Senate Minority Leader McConnell (R-Ky) tells out right lies about the disclosure act.
– McConnell claimed the legislation is designed to “protect unpopular Democrat politicians by silencing their critics and exempting their campaign supporters from an all out attack on the First Amendment.” [7/26/10]
I am sorry to tell you Mitch, but the Disclosure Act only says ads have to “disclose” their funding. Since when did disclosure come to mean “ban”? It’s time we sent you back to school.
– “the DISCLOSE Act is not about reform. It is nothing more than Democrats sitting behind closed doors with special interest lobbyists choosing which favored groups they want to speak in the 2010 elections … In other words, a bill to shield themselves from average Americans exercising their First Amendment rights of freedom of speech.” [7/27/10]
Lobbyists love Republicans and Democrats equally, depending on the industry. And how many of your “average Americans” have millions of dollars to spend on ads and campaigns? This is about defending the millionaire who without, you would not win an election. You are lying Senator, and you are lying to defend your millionaire donors at the expense of America.
–“This is a transparent effort to rig the fall election.” [7/27/10]
Rigging elections by making donors disclose? I don’t even understand where you got that one.

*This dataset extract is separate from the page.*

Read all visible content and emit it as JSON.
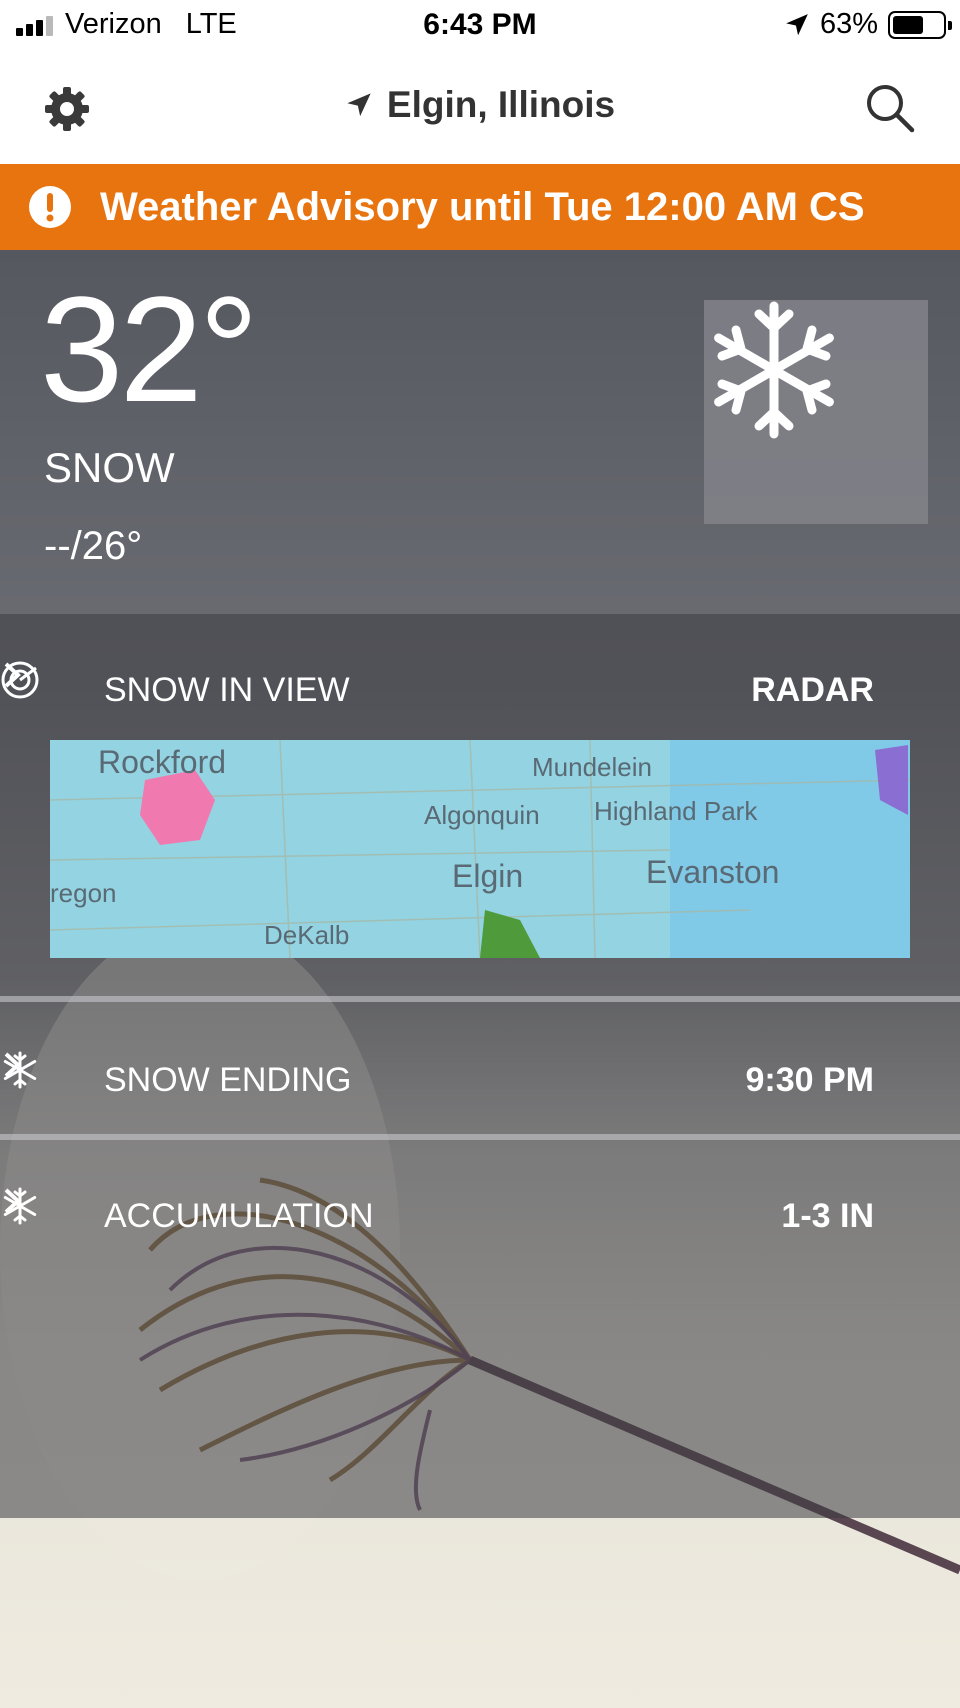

People against disclosure call it an attack on free speech. Right-wing web sites are touting the failure of the Disclosure Act as a victory for free speech and America.
“The DISCLOSE Act was written to silence YOU……and the National Association for Gun Rights” says one pro-gun site (link).

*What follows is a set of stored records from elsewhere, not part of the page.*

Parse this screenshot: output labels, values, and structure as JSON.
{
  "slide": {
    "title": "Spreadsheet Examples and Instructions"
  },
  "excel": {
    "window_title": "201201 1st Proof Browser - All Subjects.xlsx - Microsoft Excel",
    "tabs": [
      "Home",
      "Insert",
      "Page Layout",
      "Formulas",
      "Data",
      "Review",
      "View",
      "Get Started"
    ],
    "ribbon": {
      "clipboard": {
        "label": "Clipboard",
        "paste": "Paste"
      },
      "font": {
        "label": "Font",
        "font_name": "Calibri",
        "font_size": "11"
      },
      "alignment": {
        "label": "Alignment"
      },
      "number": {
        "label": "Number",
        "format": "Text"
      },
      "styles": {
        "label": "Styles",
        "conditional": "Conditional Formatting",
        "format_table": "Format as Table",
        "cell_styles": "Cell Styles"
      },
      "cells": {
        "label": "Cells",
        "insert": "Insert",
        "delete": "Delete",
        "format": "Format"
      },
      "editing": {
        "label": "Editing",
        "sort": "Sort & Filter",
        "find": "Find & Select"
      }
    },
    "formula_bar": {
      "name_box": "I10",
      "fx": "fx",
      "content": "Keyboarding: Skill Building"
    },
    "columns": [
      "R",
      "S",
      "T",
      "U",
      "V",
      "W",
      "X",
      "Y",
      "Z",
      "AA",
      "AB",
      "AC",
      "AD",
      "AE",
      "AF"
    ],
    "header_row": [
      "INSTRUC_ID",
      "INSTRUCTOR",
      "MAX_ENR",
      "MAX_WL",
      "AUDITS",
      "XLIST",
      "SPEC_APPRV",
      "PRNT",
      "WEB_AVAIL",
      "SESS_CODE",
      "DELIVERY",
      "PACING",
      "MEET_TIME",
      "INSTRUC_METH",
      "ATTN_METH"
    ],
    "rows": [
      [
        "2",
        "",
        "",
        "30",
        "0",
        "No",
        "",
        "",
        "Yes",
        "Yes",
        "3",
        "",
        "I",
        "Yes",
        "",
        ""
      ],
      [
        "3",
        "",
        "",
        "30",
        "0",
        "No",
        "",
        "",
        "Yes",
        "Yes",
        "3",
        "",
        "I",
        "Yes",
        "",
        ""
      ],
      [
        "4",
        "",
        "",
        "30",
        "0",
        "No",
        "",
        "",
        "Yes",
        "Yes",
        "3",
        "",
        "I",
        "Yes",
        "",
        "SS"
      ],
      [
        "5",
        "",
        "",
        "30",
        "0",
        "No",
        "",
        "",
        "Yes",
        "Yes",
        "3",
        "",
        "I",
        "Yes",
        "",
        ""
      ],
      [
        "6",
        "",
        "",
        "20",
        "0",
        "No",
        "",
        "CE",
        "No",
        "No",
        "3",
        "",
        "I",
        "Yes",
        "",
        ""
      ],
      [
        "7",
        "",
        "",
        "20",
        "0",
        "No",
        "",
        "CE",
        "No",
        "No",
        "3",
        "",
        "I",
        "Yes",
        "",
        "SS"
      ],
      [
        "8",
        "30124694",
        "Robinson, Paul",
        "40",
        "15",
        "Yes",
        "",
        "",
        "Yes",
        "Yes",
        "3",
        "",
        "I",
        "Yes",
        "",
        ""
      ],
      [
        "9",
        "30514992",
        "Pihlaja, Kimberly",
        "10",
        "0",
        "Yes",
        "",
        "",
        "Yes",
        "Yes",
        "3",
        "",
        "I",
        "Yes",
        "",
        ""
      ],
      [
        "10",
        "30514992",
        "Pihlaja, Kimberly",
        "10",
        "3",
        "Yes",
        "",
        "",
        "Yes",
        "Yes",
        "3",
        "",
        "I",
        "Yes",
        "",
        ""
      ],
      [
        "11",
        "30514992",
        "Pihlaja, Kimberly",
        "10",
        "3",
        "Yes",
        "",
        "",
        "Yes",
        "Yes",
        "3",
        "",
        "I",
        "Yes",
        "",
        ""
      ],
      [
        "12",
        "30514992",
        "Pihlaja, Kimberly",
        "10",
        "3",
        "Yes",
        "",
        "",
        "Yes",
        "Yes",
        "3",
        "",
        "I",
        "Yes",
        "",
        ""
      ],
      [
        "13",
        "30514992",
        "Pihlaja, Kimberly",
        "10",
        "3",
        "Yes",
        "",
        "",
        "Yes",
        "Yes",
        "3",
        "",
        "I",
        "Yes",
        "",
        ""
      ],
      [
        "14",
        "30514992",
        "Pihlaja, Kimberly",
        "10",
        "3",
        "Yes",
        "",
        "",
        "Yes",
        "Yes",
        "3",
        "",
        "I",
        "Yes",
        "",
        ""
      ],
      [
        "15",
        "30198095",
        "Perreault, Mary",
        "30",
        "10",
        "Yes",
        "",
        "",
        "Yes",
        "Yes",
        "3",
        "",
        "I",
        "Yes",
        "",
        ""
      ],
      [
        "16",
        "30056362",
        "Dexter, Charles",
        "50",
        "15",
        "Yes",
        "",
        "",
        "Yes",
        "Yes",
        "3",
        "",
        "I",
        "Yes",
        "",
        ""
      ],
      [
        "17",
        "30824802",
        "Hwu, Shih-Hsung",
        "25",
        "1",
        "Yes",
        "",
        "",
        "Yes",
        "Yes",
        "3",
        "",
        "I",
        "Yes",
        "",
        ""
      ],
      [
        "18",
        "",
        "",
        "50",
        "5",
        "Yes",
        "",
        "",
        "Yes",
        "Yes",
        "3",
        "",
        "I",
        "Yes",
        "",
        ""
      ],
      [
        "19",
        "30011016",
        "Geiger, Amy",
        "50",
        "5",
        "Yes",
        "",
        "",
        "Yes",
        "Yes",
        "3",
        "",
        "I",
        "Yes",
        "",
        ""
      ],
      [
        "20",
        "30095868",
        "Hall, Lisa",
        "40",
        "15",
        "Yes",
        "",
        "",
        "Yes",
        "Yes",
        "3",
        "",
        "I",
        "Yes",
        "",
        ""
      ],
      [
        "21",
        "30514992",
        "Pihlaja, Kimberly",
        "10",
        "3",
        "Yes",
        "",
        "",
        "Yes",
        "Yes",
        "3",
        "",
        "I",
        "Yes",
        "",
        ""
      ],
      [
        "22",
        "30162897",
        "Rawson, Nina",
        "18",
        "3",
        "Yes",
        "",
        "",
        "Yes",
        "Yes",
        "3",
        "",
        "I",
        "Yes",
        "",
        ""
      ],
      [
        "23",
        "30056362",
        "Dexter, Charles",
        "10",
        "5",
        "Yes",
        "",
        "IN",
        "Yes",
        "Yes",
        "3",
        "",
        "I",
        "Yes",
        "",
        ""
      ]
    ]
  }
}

In reality, it only asks for disclosure of donors names. Is it that the gun lobby is ashamed of their constant stance in favor of guns and against gun victims while leaving no room for reasonable regulation of guns? Is that why they are against disclosure? I thought the “guns first and only” crowd was proud of their stance. If so, they should support the disclosure act.
The measure would implement strict disclosure laws on campaign ads, require corporate leaders to appear in ads much like candidates and severely restrict foreign-owned companies and those that do business with the government. Advocates cast it as a positive response to the Supreme Court’s Citizens United v. FEC ruling, while opponents say the bill would freeze corporate speech. (link)

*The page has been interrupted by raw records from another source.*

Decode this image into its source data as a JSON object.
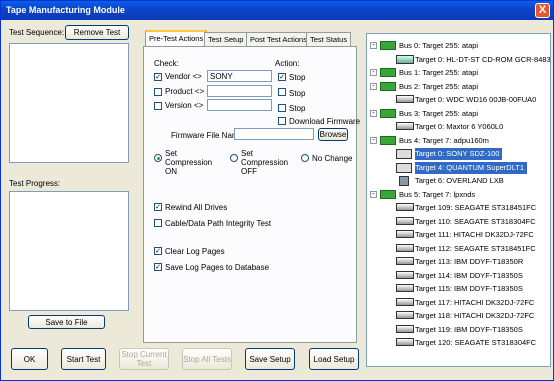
{
  "window": {
    "title": "Tape Manufacturing Module",
    "close_label": "X"
  },
  "left": {
    "test_sequence_label": "Test Sequence:",
    "remove_test_label": "Remove Test",
    "test_progress_label": "Test Progress:",
    "save_to_file_label": "Save to File"
  },
  "tabs": [
    "Pre-Test Actions",
    "Test Setup",
    "Post Test Actions",
    "Test Status"
  ],
  "pretest": {
    "check_label": "Check:",
    "action_label": "Action:",
    "vendor_label": "Vendor <>",
    "vendor_value": "SONY",
    "product_label": "Product <>",
    "product_value": "",
    "version_label": "Version <>",
    "version_value": "",
    "stop_label": "Stop",
    "download_firmware_label": "Download Firmware",
    "firmware_file_label": "Firmware File Name =",
    "firmware_file_value": "",
    "browse_label": "Browse",
    "compression_on_label": "Set Compression ON",
    "compression_off_label": "Set Compression OFF",
    "no_change_label": "No Change",
    "rewind_label": "Rewind All Drives",
    "cable_label": "Cable/Data Path Integrity Test",
    "clear_log_label": "Clear Log Pages",
    "save_log_label": "Save Log Pages to Database"
  },
  "buttons": {
    "ok": "OK",
    "start_test": "Start Test",
    "stop_current": "Stop Current Test",
    "stop_all": "Stop All Tests",
    "save_setup": "Save Setup",
    "load_setup": "Load Setup"
  },
  "tree": [
    {
      "label": "Bus 0: Target 255: atapi",
      "kind": "bus",
      "level": 0,
      "pm": "-"
    },
    {
      "label": "Target 0: HL-DT-ST CD-ROM GCR-8483B",
      "kind": "cd",
      "level": 1
    },
    {
      "label": "Bus 1: Target 255: atapi",
      "kind": "bus",
      "level": 0,
      "pm": "-"
    },
    {
      "label": "Bus 2: Target 255: atapi",
      "kind": "bus",
      "level": 0,
      "pm": "-"
    },
    {
      "label": "Target 0: WDC WD16 00JB-00FUA0",
      "kind": "drv",
      "level": 1
    },
    {
      "label": "Bus 3: Target 255: atapi",
      "kind": "bus",
      "level": 0,
      "pm": "-"
    },
    {
      "label": "Target 0: Maxtor 6 Y060L0",
      "kind": "drv",
      "level": 1
    },
    {
      "label": "Bus 4: Target 7: adpu160m",
      "kind": "bus",
      "level": 0,
      "pm": "-"
    },
    {
      "label": "Target 0: SONY    SDZ-100",
      "kind": "tape",
      "level": 1,
      "selected": true
    },
    {
      "label": "Target 4: QUANTUM  SuperDLT1",
      "kind": "tape",
      "level": 1,
      "selected": true
    },
    {
      "label": "Target 6: OVERLAND LXB",
      "kind": "robot",
      "level": 1
    },
    {
      "label": "Bus 5: Target 7: lpxnds",
      "kind": "bus",
      "level": 0,
      "pm": "-"
    },
    {
      "label": "Target 109: SEAGATE  ST318451FC",
      "kind": "drv",
      "level": 1
    },
    {
      "label": "Target 110: SEAGATE  ST318304FC",
      "kind": "drv",
      "level": 1
    },
    {
      "label": "Target 111: HITACHI  DK32DJ-72FC",
      "kind": "drv",
      "level": 1
    },
    {
      "label": "Target 112: SEAGATE  ST318451FC",
      "kind": "drv",
      "level": 1
    },
    {
      "label": "Target 113: IBM      DDYF-T18350R",
      "kind": "drv",
      "level": 1
    },
    {
      "label": "Target 114: IBM      DDYF-T18350S",
      "kind": "drv",
      "level": 1
    },
    {
      "label": "Target 115: IBM      DDYF-T18350S",
      "kind": "drv",
      "level": 1
    },
    {
      "label": "Target 117: HITACHI  DK32DJ-72FC",
      "kind": "drv",
      "level": 1
    },
    {
      "label": "Target 118: HITACHI  DK32DJ-72FC",
      "kind": "drv",
      "level": 1
    },
    {
      "label": "Target 119: IBM      DDYF-T18350S",
      "kind": "drv",
      "level": 1
    },
    {
      "label": "Target 120: SEAGATE  ST318304FC",
      "kind": "drv",
      "level": 1
    }
  ]
}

Corporations are not people. They don’t live and breathe or have families to support. Why do Republicans defend corporations? It’s because they can’t win without the help of large money donors, the more, the better.
Most people can’t spend millions on attack ads, and nothing in the law stops the ads. All it does is say that people promoting a candidate or cause have to reveal their names in the ad. How does that silence powerful multi-million dollar organizations?
Write or call or email your Senators to support the disclosure act. Don’t you want to see the Koch Brother promote Sharon Angle have to say at the end of their ad, “We support his message”?
Congressional switchboard 800-828-0498
Just ask for the office of your Senator or Representative
Here are some phrases that might help with your letters:
Will you side with people, or the corporations?
Are you owned by corporations, or do you work for the people?
We didn’t elect you to protect corporate interests. Show that you care for the citizens by voting for the disclosure act.
I will rip out your spleen if you don’t vote for the Disclosure Act.
The only way to get this passed might be for the Banks, big Pharma, insurance companies, and the defense industry to tell Congress that if they don’t pass this bill, they will cut of the donations to them.